PROSTAGLANDIN-MEDIATED CONTROL OF NEONATAL CEREBRAL BLOOD FLOW

Abstract

Intraventricular hemorrhage (IVH) represents a major problem of preterm neonates & is believed to be secondary to alterations in cerebral blood flow (CBF). The newborn beagle pup provides an excellent model for the study of this problem as well as for the study of neonatal CBF. We have studied the alterations in CBF in the newborn beagle pup exposed to hemorrhagic hypotension followed by volume re-expansion for IVH & the effects of the PG-system inhibitors, indomethacin (INDO), ethamsylate (ETHAM) & superoxide dismutase (SOD) in this model system.
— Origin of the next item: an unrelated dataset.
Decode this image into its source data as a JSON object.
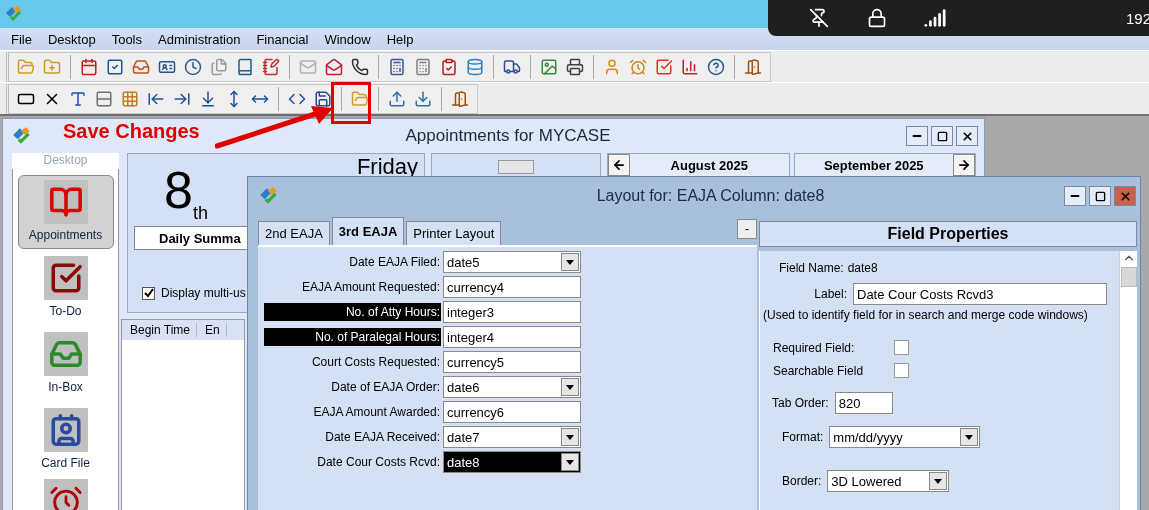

INDO, believed to inhibit the cyclo-oxygenase pathway, prevented IVH (8% incidence), blunted the BP changes found in saline pretreated pups (IVH rate 75%) & prevented the cortical & germinal matrix CBF changes found in that group as well. ETHAM thought to inhibit the PG-specific synthetic enzymes, lowered baseline CBF, but prevented IVH less well than INDO (30%). ETHAM only somewhat blunted CBF changes & did not prevent the BP changes found in this model. SOD, a free-radical scavenger, prevented IVH (10%) but had no effect on CBF or BP. INDO & ETHAM inhibited the synthesis of TXB2 & 6-keto PGF1α, the breakdown products of TXA2 & PGI2 respectively (baseline controls: TXB2 700 pg/ml, 6-keto PGF1α 650 pg/ml; after INDO 289, 250 respectively; after ETHAM 132, 247 respectively). SOD had no effect on the synthesis of either PG. We hypothesize that neonatal IVH may be secondary to both alterations in CBF & free radical mediated germinal matrix capillary changes.